Supreme Court of Arkansas

February 16, 2017

RICHARD SHRECK APPELLANT
v.
STATE OF ARKANSAS APPELLEE

         APPEAL FROM THE FAULKNER COUNTY CIRCUIT COURT [NO. 23CR-14-827] HONORABLE CHARLES E. CLAWSON, JR., JUDGE

          John Wesley Hall and Sarah M. Pourhosseini, for appellant.

          Leslie Rutledge, Att'y Gen., by: Brad Newman, Ass't Att'y Gen., for appellee.

          SHAWN A. WOMACK, ASSOCIATE JUSTICE

         Appellant Richard Shreck appeals the circuit court's ruling admitting into evidence, during the sentencing phase of his trial, conversations regarding "snuff" sex. Appellant argues the conversations were irrelevant and unduly prejudicial. We affirm the judgment of the circuit court.
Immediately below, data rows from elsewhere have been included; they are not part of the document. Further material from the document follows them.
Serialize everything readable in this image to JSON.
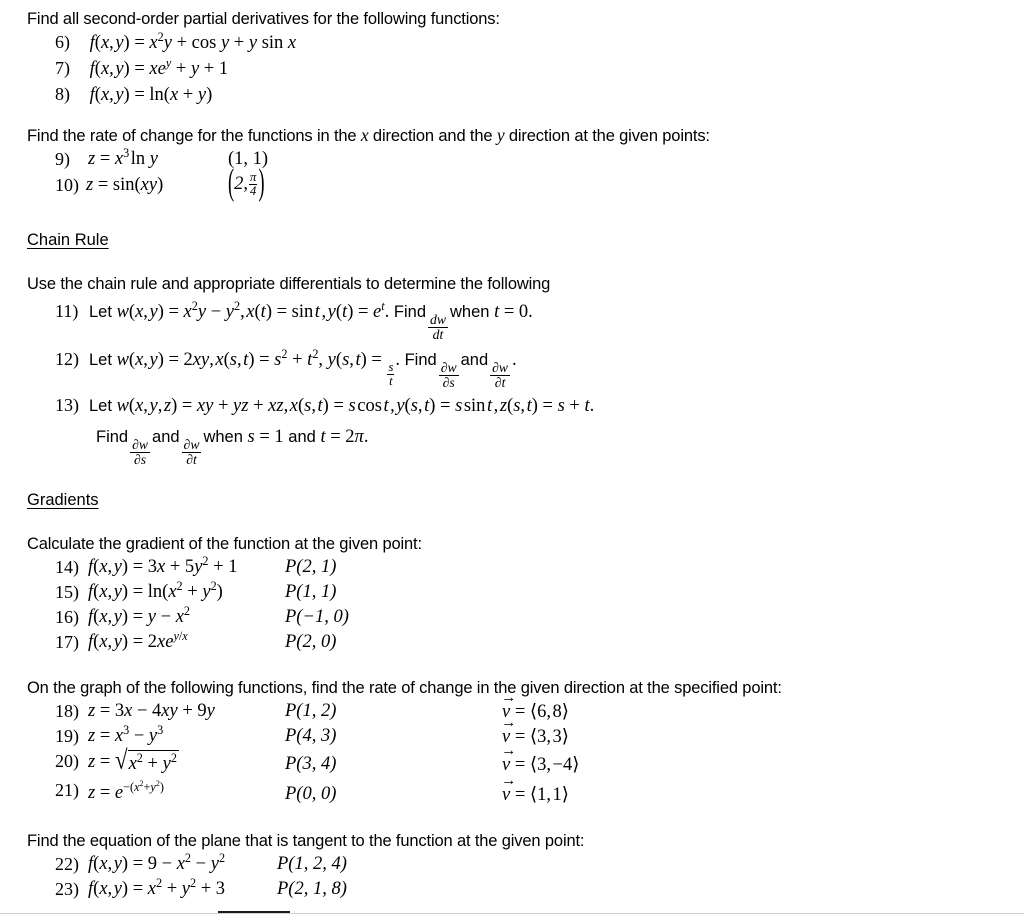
{
  "document": {
    "title": "Partial Derivatives, Chain Rule and Gradients Worksheet",
    "background_color": "#ffffff",
    "text_color": "#000000"
  },
  "sections": [
    {
      "id": "second-order-partials",
      "heading": null,
      "prompt": "Find all second-order partial derivatives for the following functions:",
      "problems": [
        {
          "number": "6)",
          "function": "f(x, y) = x²y + cos y + y sin x"
        },
        {
          "number": "7)",
          "function": "f(x, y) = xeʸ + y + 1"
        },
        {
          "number": "8)",
          "function": "f(x, y) = ln(x + y)"
        }
      ]
    },
    {
      "id": "rate-of-change",
      "heading": null,
      "prompt_parts": {
        "a": "Find the rate of change for the functions in the ",
        "var1": "x",
        "b": " direction and the ",
        "var2": "y",
        "c": " direction at the given points:"
      },
      "prompt": "Find the rate of change for the functions in the x direction and the y direction at the given points:",
      "problems": [
        {
          "number": "9)",
          "function": "z = x³ ln y",
          "point": "(1, 1)"
        },
        {
          "number": "10)",
          "function": "z = sin(xy)",
          "point": "(2, π/4)"
        }
      ]
    },
    {
      "id": "chain-rule",
      "heading": "Chain Rule",
      "prompt": "Use the chain rule and appropriate differentials to determine the following",
      "problems": [
        {
          "number": "11)",
          "text": "Let w(x, y) = x²y − y², x(t) = sin t , y(t) = eᵗ. Find dw/dt when t = 0."
        },
        {
          "number": "12)",
          "text": "Let w(x, y) = 2xy, x(s, t) = s² + t², y(s, t) = s/t. Find ∂w/∂s and ∂w/∂t."
        },
        {
          "number": "13)",
          "text": "Let w(x, y, z) = xy + yz + xz, x(s, t) = s cos t , y(s, t) = s sin t , z(s, t) = s + t.",
          "text_line2": "Find ∂w/∂s and ∂w/∂t when s = 1 and t = 2π."
        }
      ]
    },
    {
      "id": "gradients",
      "heading": "Gradients",
      "prompt": "Calculate the gradient of the function at the given point:",
      "problems": [
        {
          "number": "14)",
          "function": "f(x, y) = 3x + 5y² + 1",
          "point": "P(2, 1)"
        },
        {
          "number": "15)",
          "function": "f(x, y) = ln(x² + y²)",
          "point": "P(1, 1)"
        },
        {
          "number": "16)",
          "function": "f(x, y) = y − x²",
          "point": "P(−1, 0)"
        },
        {
          "number": "17)",
          "function": "f(x, y) = 2xeʸᐟˣ",
          "point": "P(2, 0)"
        }
      ]
    },
    {
      "id": "directional-derivative",
      "heading": null,
      "prompt": "On the graph of the following functions, find the rate of change in the given direction at the specified point:",
      "problems": [
        {
          "number": "18)",
          "function": "z = 3x − 4xy + 9y",
          "point": "P(1, 2)",
          "vector": "v⃗ = ⟨6, 8⟩"
        },
        {
          "number": "19)",
          "function": "z = x³ − y³",
          "point": "P(4, 3)",
          "vector": "v⃗ = ⟨3, 3⟩"
        },
        {
          "number": "20)",
          "function": "z = √(x² + y²)",
          "point": "P(3, 4)",
          "vector": "v⃗ = ⟨3, −4⟩"
        },
        {
          "number": "21)",
          "function": "z = e⁻⁽ˣ²⁺ʸ²⁾",
          "point": "P(0, 0)",
          "vector": "v⃗ = ⟨1, 1⟩"
        }
      ]
    },
    {
      "id": "tangent-plane",
      "heading": null,
      "prompt": "Find the equation of the plane that is tangent to the function at the given point:",
      "problems": [
        {
          "number": "22)",
          "function": "f(x, y) = 9 − x² − y²",
          "point": "P(1, 2, 4)"
        },
        {
          "number": "23)",
          "function": "f(x, y) = x² + y² + 3",
          "point": "P(2, 1, 8)"
        }
      ]
    }
  ],
  "labels": {
    "prompt_1": "Find all second-order partial derivatives for the following functions:",
    "prompt_2_a": "Find the rate of change for the functions in the ",
    "prompt_2_x": "x",
    "prompt_2_b": " direction and the ",
    "prompt_2_y": "y",
    "prompt_2_c": " direction at the given points:",
    "heading_chain": "Chain Rule",
    "prompt_3": "Use the chain rule and appropriate differentials to determine the following",
    "heading_gradients": "Gradients",
    "prompt_4": "Calculate the gradient of the function at the given point:",
    "prompt_5": "On the graph of the following functions, find the rate of change in the given direction at the specified point:",
    "prompt_6": "Find the equation of the plane that is tangent to the function at the given point:",
    "num_6": "6)",
    "num_7": "7)",
    "num_8": "8)",
    "num_9": "9)",
    "num_10": "10)",
    "num_11": "11)",
    "num_12": "12)",
    "num_13": "13)",
    "num_14": "14)",
    "num_15": "15)",
    "num_16": "16)",
    "num_17": "17)",
    "num_18": "18)",
    "num_19": "19)",
    "num_20": "20)",
    "num_21": "21)",
    "num_22": "22)",
    "num_23": "23)",
    "pt_9": "(1, 1)",
    "pt_14": "P(2, 1)",
    "pt_15": "P(1, 1)",
    "pt_16": "P(−1, 0)",
    "pt_17": "P(2, 0)",
    "pt_18": "P(1, 2)",
    "pt_19": "P(4, 3)",
    "pt_20": "P(3, 4)",
    "pt_21": "P(0, 0)",
    "pt_22": "P(1, 2, 4)",
    "pt_23": "P(2, 1, 8)",
    "let_word": "Let",
    "find_word": "Find",
    "and_word": "and",
    "when_word": "when"
  }
}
         Facts and Procedural Background

         The appellant entered an online chatroom and began to chat with a police officer trained to investigate crimes against children. The chatroom, which they were both in, typically includes people who chat about sexually deviant behavior, including sexually exploiting children. The online profile of the officer was that of a single mother of a ten-year-old daughter and an eight-year-old son whom she was willing to make available for the sexual gratification of the chatroom participants. The conversation between appellant and the officer involved sexual acts with the officer's imaginary children. Appellant ultimately made arrangements to meet the officer and her imaginary children at a parking lot in Conway and take them to Hot Springs for sex. Upon meeting the officer, the appellant was placed in custody.

         During the online conversations, appellant admitted that he was interested in "snuff" and bondage sex. He also stated that he had thought about snuffing a child. Further, during one of the conversations, appellant sent a picture of a device he made for snuffing women. He also asked for pictures of the officer's imaginary children and stated that he was talking about snuff sex with others, including a sixteen-year-old girl. Testimony at trial described snuff sex as killing someone during or after sex and indicating that it may be done by impaling someone with a sharpened rod.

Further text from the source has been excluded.